En effet, le Maroc a fait preuve de bonne volonté et de courage et aujourd’hui, le Nord est conscient que sans un travail de partenariat, la lutte contre la migration clandestine ne sera pas  efficace, et de toute façon le nord ne connaîtra pas d’essor, s’il ignore le sud. Aujourd’hui, tout passe par l’Europe, c’est une sorte de transphase qui s’opère. Donc, sans les efforts du nord on ne parviendra pas à régler ces problèmes. Le constat est clair, l’UE, comme les pays au niveau bilatéral, sont conscients de l’ampleur de la question. L’Espagne s’investit dans ce partenariat à travers le soutien au développement des régions émettrices d’immigration clandestine. Certes, ces efforts sont davantage portés sur le nord, mais, aujourd’hui, nous avons une vision nationale et nous traitons avec nos partenaires espagnols la question à l’échelle nationale. C’est la seule solution à moyen terme. Et nos partenaires en sont convaincus.
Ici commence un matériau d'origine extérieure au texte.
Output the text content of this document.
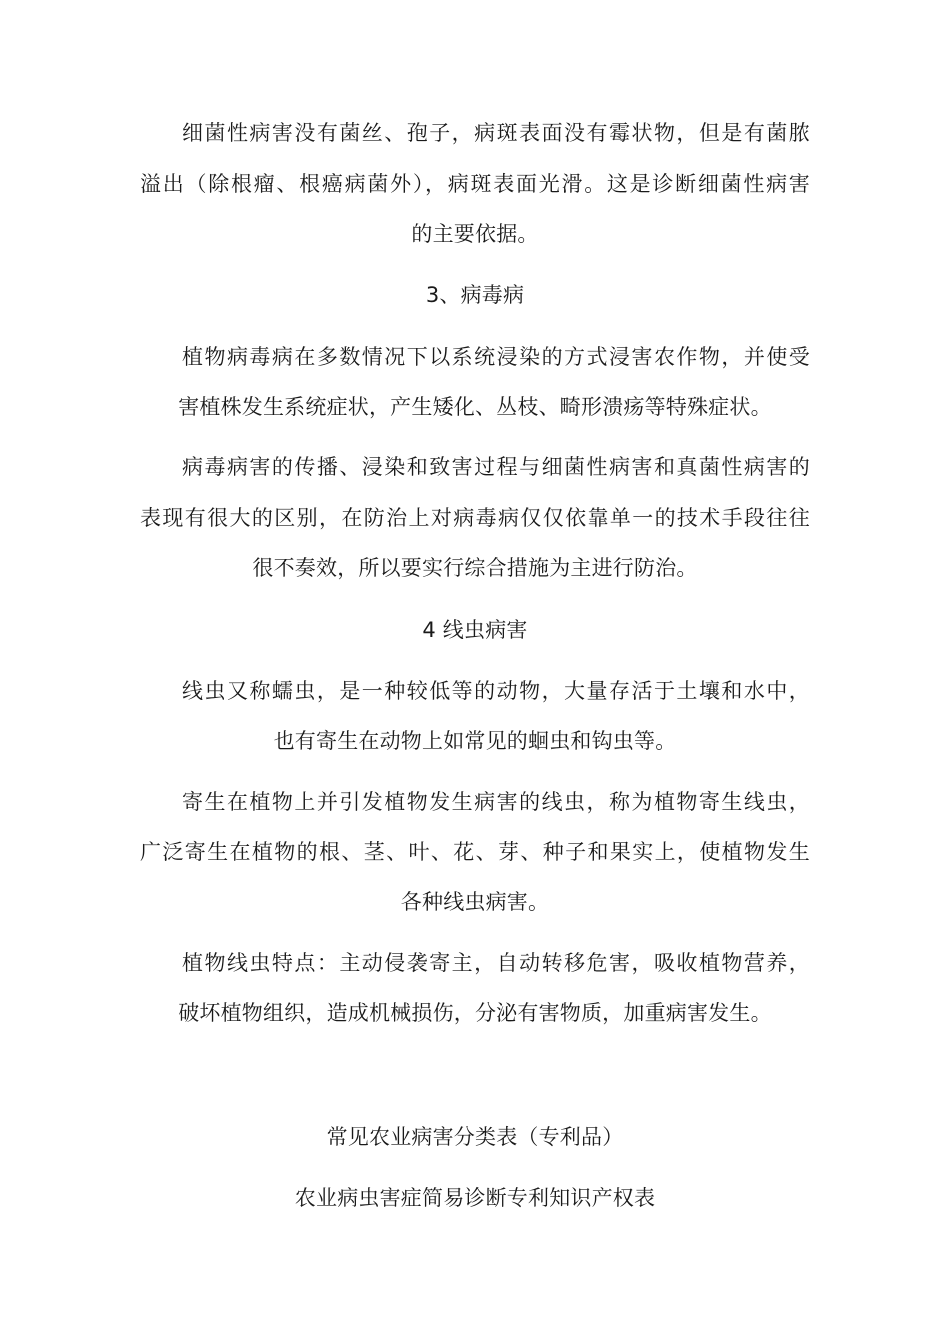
细菌性病害没有菌丝、孢子，病斑表面没有霉状物，但是有菌脓
溢出（除根瘤、根癌病菌外），病斑表面光滑。这是诊断细菌性病害
的主要依据。
3、病毒病
植物病毒病在多数情况下以系统浸染的方式浸害农作物，并使受
害植株发生系统症状，产生矮化、丛枝、畸形溃疡等特殊症状。
病毒病害的传播、浸染和致害过程与细菌性病害和真菌性病害的
表现有很大的区别，在防治上对病毒病仅仅依靠单一的技术手段往往
很不奏效，所以要实行综合措施为主进行防治。
4 线虫病害
线虫又称蠕虫，是一种较低等的动物，大量存活于土壤和水中，
也有寄生在动物上如常见的蛔虫和钩虫等。
寄生在植物上并引发植物发生病害的线虫，称为植物寄生线虫，
广泛寄生在植物的根、茎、叶、花、芽、种子和果实上，使植物发生
各种线虫病害。
植物线虫特点：主动侵袭寄主，自动转移危害，吸收植物营养，
破坏植物组织，造成机械损伤，分泌有害物质，加重病害发生。
常见农业病害分类表（专利品）
农业病虫害症简易诊断专利知识产权表
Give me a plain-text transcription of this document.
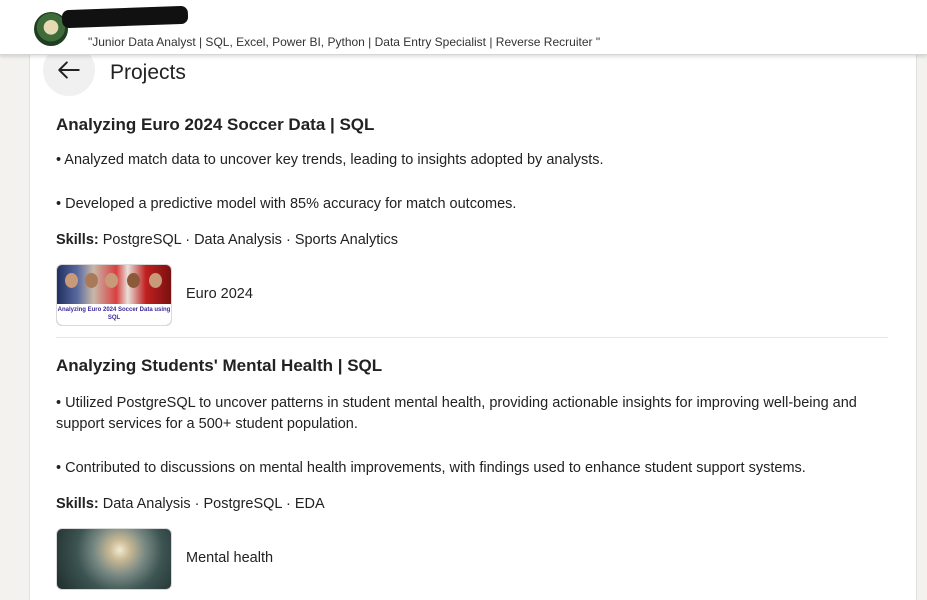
"Junior Data Analyst | SQL, Excel, Power BI, Python | Data Entry Specialist | Reverse Recruiter "
Projects
Analyzing Euro 2024 Soccer Data | SQL
• Analyzed match data to uncover key trends, leading to insights adopted by analysts.
• Developed a predictive model with 85% accuracy for match outcomes.
Skills: PostgreSQL · Data Analysis · Sports Analytics
Analyzing Euro 2024 Soccer Data using SQL
Euro 2024
Analyzing Students' Mental Health | SQL
• Utilized PostgreSQL to uncover patterns in student mental health, providing actionable insights for improving well-being and support services for a 500+ student population.
• Contributed to discussions on mental health improvements, with findings used to enhance student support systems.
Skills: Data Analysis · PostgreSQL · EDA
Mental health
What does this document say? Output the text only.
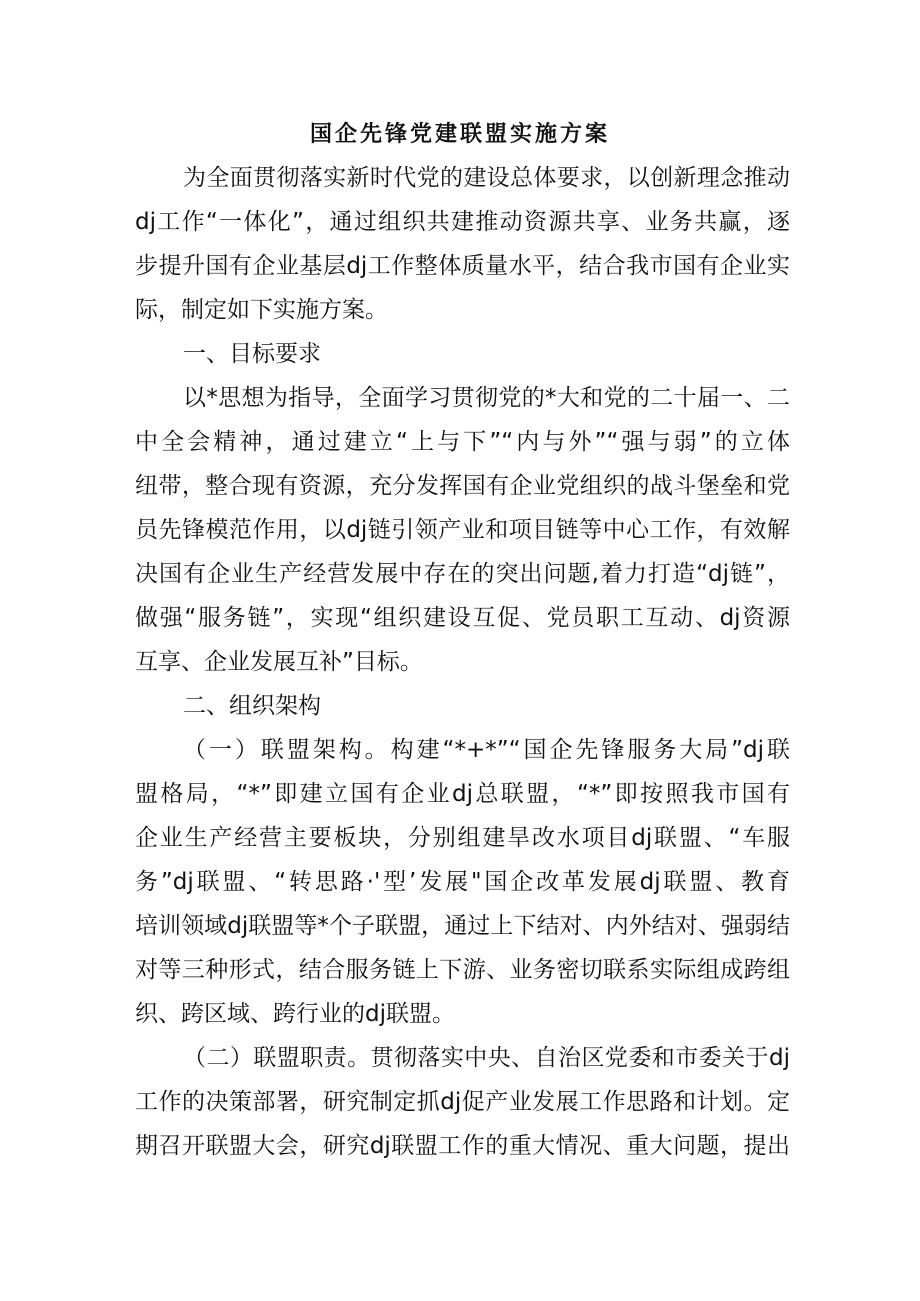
国企先锋党建联盟实施方案

为全面贯彻落实新时代党的建设总体要求，以创新理念推动

dj工作“一体化”，通过组织共建推动资源共享、业务共赢，逐

步提升国有企业基层dj工作整体质量水平，结合我市国有企业实

际，制定如下实施方案。

一、目标要求

以*思想为指导，全面学习贯彻党的*大和党的二十届一、二

中全会精神，通过建立“上与下”“内与外”“强与弱”的立体

纽带，整合现有资源，充分发挥国有企业党组织的战斗堡垒和党

员先锋模范作用，以dj链引领产业和项目链等中心工作，有效解

决国有企业生产经营发展中存在的突出问题,着力打造“dj链”，

做强“服务链”，实现“组织建设互促、党员职工互动、dj资源

互享、企业发展互补”目标。

二、组织架构

（一）联盟架构。构建“*+*”“国企先锋服务大局”dj联

盟格局，“*”即建立国有企业dj总联盟，“*”即按照我市国有

企业生产经营主要板块，分别组建旱改水项目dj联盟、“车服

务”dj联盟、“转思路·'型’发展"国企改革发展dj联盟、教育

培训领域dj联盟等*个子联盟，通过上下结对、内外结对、强弱结

对等三种形式，结合服务链上下游、业务密切联系实际组成跨组

织、跨区域、跨行业的dj联盟。

（二）联盟职责。贯彻落实中央、自治区党委和市委关于dj

工作的决策部署，研究制定抓dj促产业发展工作思路和计划。定

期召开联盟大会，研究dj联盟工作的重大情况、重大问题，提出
Ceci étant, nous continuons à nous battre car nous considérons que les efforts ne sont pas à la hauteur des problèmes posés et nous avançons. Au niveau de l’UE, au delà du programme MEDA, il y a des financements qui sont préconisés avec l’Espagne et l’Italie. Cette volonté existe chez nos partenaires, parce que le Maroc a démontré sa bonne foi pour lutter contre la migration clandestine, mais aussi parce qu’il avance  dans les chantiers de la démocratie et devient de plus en plus crédible aux yeux de la communauté internationale.

Le cas des mineurs non accompagnés avait bien suscité une polémique, où en est ce dossier ?
Nous avons été clairs dès le départ : il n’était pas question pour nous de renier nos enfants. Nous sommes respectueux des droits de l’enfant. Nous sommes d’accord pour rapatrier nos enfants, parce que nous préférons les mettre dans le tissu social. Mais nous n’accepterons pas de prendre ces enfants pour les mettre dans la rue. Donc, rapatrier ces enfants suppose de leur créer de bonnes conditions de réintégration familiale et sociale.

Disposons-nous des moyens pour ce faire ?
L’Espagne est prête à apporter son aide à ce niveau. Il y a des échanges, il y a également une proposition de la Secrétaire d’État à l’émigration pour créer un fonds pour soutenir les centres. Mais les centres à eux seuls ne suffisent pas. Nous sommes en train d’élaborer une vision. Des centres pour faire quoi, par rapport à quels besoins, pour quelle intégration après… ? C’est toute une vision que nous sommes en train de monter. En outre, nous essayons de contacter les familles qui sont prêtes à reprendre leurs enfants,  on peut les aider à avoir des projets générateurs de revenus. Il y a toute une panoplie de projets et de mesures qui s’inscrivent dans le cadre d’une approche à même de préserver la dignité de ces enfants et à protéger leurs droits car c’est l’intérêt suprême de l’enfant qui domine.